Oh, and I'm using a recent version of hg:
$ hg --version
Mercurial Distributed SCM (version 2.0)
$ echo hello | ssh localhost hg -R /home/catlee/mozilla/try serve --stdio
145
capabilities: lookup changegroupsubset branchmap pushkey known getbundle unbundlehash batch stream unbundle=HG10GZ,HG10BZ,HG10UN httpheader=1024
This doesn't match what hg.mozilla.org is running:
$ echo hello | ssh hg.mozilla.org hg -R /mozilla-central serve --stdio
67
capabilities: unbundle lookup changegroupsubset branchmap stream=1
So it must be using an older version. Let's see what mercurial 1.6 does:
$ mkvirtualenv hg16
New python executable in hg16/bin/python
Installing setuptools...
(hg16)$ pip install mercurial==1.6
Downloading/unpacking mercurial==1.6
Downloading mercurial-1.6.tar.gz (2.2Mb): 2.2Mb downloaded
...
(hg16)$ hg --version
Mercurial Distributed SCM (version 1.6)
(hg16)$ echo hello | ssh localhost /home/catlee/.virtualenvs/hg16/bin/hg -R /home/catlee/mozilla/mozilla-central serve --stdio
75
capabilities: unbundle lookup changegroupsubset branchmap pushkey stream=1
That looks pretty close to what hg.mozilla.org claims it supports, so let's time 'hg out' again:
(hg16)$ time hg out ssh://localhost//home/catlee/mozilla/try
hg out ssh://localhost//home/catlee/mozilla/try 0.73s user 0.04s system 3% cpu 24.278 total
tl;dr
Finding missing changesets between two local repositories is
6x slower with hg 1.6 (4 seconds with hg 2.0 to 24 seconds hg 1.6). Add a few hundred people and machines hitting the same repository at the same time, and I imagine things can get bad pretty quickly.

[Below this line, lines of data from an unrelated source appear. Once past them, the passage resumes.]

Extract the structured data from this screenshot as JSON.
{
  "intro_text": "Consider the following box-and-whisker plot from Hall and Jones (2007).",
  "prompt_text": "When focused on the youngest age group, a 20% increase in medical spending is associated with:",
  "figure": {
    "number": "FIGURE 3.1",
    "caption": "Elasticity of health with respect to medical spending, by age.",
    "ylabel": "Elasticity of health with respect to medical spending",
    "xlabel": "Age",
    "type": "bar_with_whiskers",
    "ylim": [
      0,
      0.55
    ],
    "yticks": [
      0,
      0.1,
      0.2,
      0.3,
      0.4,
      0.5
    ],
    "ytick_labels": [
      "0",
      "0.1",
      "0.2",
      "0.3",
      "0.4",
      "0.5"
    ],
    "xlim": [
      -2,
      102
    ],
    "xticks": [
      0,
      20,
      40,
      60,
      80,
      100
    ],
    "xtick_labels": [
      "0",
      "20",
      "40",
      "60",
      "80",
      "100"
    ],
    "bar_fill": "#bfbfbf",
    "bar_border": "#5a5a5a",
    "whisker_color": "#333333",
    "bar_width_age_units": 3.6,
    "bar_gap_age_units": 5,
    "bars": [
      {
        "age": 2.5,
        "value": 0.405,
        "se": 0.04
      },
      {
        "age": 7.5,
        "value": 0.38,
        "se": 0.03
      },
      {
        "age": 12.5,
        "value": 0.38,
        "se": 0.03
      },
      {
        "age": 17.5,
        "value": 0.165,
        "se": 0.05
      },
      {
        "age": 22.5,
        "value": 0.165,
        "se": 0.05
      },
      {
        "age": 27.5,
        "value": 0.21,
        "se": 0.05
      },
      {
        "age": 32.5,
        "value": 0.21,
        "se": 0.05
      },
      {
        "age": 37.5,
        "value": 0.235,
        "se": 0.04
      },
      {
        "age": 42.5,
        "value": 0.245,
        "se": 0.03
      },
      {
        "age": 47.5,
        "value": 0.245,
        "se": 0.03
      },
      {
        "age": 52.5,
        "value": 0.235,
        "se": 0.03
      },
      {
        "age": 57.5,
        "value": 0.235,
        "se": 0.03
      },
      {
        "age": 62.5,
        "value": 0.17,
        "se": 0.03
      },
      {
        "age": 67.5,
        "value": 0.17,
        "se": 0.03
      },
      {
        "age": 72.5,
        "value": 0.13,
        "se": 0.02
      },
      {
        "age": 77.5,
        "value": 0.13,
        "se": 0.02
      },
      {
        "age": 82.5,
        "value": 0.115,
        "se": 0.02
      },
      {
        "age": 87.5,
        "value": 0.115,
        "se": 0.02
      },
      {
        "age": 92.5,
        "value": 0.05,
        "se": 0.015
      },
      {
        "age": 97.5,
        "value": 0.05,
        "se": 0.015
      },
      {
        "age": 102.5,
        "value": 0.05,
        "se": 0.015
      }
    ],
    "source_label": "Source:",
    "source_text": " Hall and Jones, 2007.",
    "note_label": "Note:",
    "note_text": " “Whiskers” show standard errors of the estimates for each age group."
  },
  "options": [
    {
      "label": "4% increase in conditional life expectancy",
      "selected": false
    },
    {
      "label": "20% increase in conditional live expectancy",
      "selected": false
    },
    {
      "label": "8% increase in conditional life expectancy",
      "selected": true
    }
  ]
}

Some further searching reveals that mercurial does support a
faster method of finding missing changesets in "newer" versions, although I can't figure out exactly when this change was introduced. There's already a
bug on file for upgrading mercurial on hg.mozilla.org, so hopefully that improves the situation for pushes to try.
The tools we use everyday aren't magical; they're subject to normal debugging and profiling techniques. If a tool you're using is holding you back, find out why!